Caryl writes: Women Who Write Women

In the last years of the last century, I used to read only female authors --and more often than not living female authors. I was searching for emotional truth and also clues how to lead an authentic life. Women seemed to understand the interior landscape, maybe because women understood Virginia Woolf's explanation that we write (and I'd add, read) to make ourselves whole. Maybe that is why I am particularly sensitive to the gender of the authors of the books I read.

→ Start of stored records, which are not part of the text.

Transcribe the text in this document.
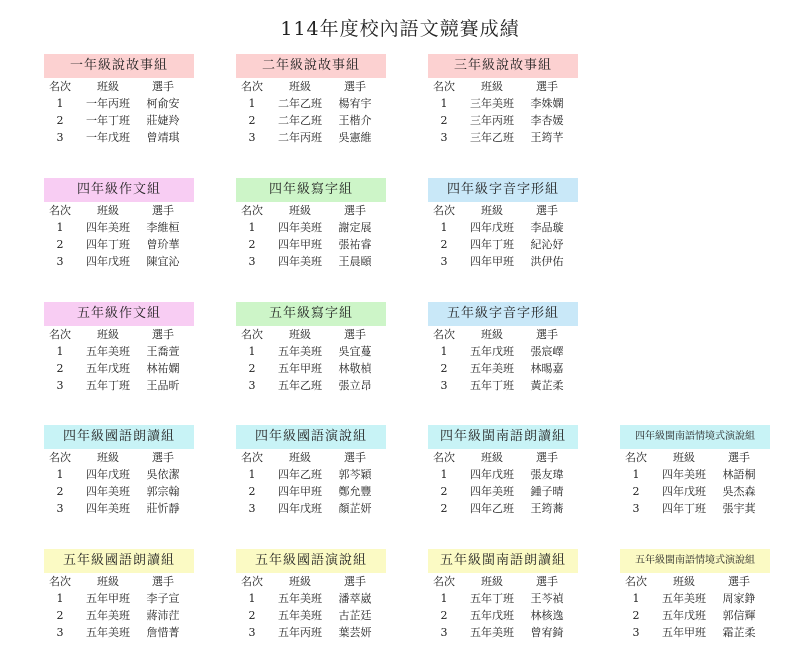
114年度校內語文競賽成績
一年級說故事組
名次	班級	選手
1	一年丙班	柯俞安
2	一年丁班	莊婕羚
3	一年戊班	曾靖琪
二年級說故事組
名次	班級	選手
1	二年乙班	楊宥宇
2	二年乙班	王楷介
3	二年丙班	吳憲維
三年級說故事組
名次	班級	選手
1	三年美班	李姝嫻
2	三年丙班	李杏媛
3	三年乙班	王筠芊
四年級作文組
名次	班級	選手
1	四年美班	李維桓
2	四年丁班	曾玠華
3	四年戊班	陳宜沁
四年級寫字組
名次	班級	選手
1	四年美班	謝定展
2	四年甲班	張祐睿
3	四年美班	王晨頤
四年級字音字形組
名次	班級	選手
1	四年戊班	李品璇
2	四年丁班	紀沁妤
3	四年甲班	洪伊佑
五年級作文組
名次	班級	選手
1	五年美班	王喬萱
2	五年戊班	林祐嫻
3	五年丁班	王品昕
五年級寫字組
名次	班級	選手
1	五年美班	吳宜蔓
2	五年甲班	林敬楨
3	五年乙班	張立昂
五年級字音字形組
名次	班級	選手
1	五年戊班	張宸嶧
2	五年美班	林晹嘉
3	五年丁班	黃芷柔
四年級國語朗讀組
名次	班級	選手
1	四年戊班	吳依潔
2	四年美班	郭宗翰
3	四年美班	莊忻靜
四年級國語演說組
名次	班級	選手
1	四年乙班	郭芩穎
2	四年甲班	鄭允豐
3	四年戊班	顏芷妍
四年級閩南語朗讀組
名次	班級	選手
1	四年戊班	張友瑋
2	四年美班	鍾子晴
2	四年乙班	王筠蕎
四年級閩南語情境式演說組
名次	班級	選手
1	四年美班	林語桐
2	四年戊班	吳杰森
3	四年丁班	張宇萁
五年級國語朗讀組
名次	班級	選手
1	五年甲班	李子宣
2	五年美班	蔣沛茳
3	五年美班	詹惜菁
五年級國語演說組
名次	班級	選手
1	五年美班	潘萃崴
2	五年美班	古芷廷
3	五年丙班	葉芸妍
五年級閩南語朗讀組
名次	班級	選手
1	五年丁班	王芩禎
2	五年戊班	林核逸
3	五年美班	曾宥錡
五年級閩南語情境式演說組
名次	班級	選手
1	五年美班	周家錚
2	五年戊班	郭信輝
3	五年甲班	霜芷柔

Yesterday in one of my one-sitting marathons, I read the poorly titled but beautifully written "Three Stages of Amazement" by Carol Edgarian. The book-jacket notes describe her second novel as "a grand love story and a dazzling social chronicle of turbulent America today". If Jonathan Franzen placed his much-acclaimed novel "Freedom" in the heady Bush 2 era, Edgarian's story occupies the more recent past: the short-lived hope and change-charged moment of Obama's presidential victory. Edgarian's protagonists Lena Rusch and Charlie Pepper ( Note: Unlike Franzen's narrator, the wife here retains her "maiden" name) are a well-educated, once-optimistic couple who grew up believing the "having it all" script. Now severely challenged by the economic crash and a stillborn baby, change seems to be dashing hope. As Lena tells her childhood friend and now business-partner, Vi: "I know what you're going to say. This middle-aged thing. Did you see it coming? I didn't. Remember when I planned on being governor? Huh, Vi? Instead, I'm living a life that's good for my character. Am I supposed to say it's wonderful?"

"Three Stages of Amazement" is a playbook for contemporary readers who have learned firsthand that the rules of the game have suddenly and irrevocably changed, that the script we trusted needs rewriting but nobody's quite sure what the ending is going to be. Even the young president who ignited our hopes and passions for a better world is so battered by currents events he too seems adrift. As I said earlier the title doesn't do the book justice. Edgarian should have gone with a single word descriptor for her novel as Franzen did with "Freedom" What is called for in this age of the damaged American dream--and what Lena Rusch gracefully and courageously demonstrates in this must-read book- is "Resilience". Author Carol Edgarian delivers the truth and a much-needed clue on how to live. What is needed in these challenging times of earthquakes and wars, nuclear and family meltdowns, economic downturns and job losses is just that: resilience.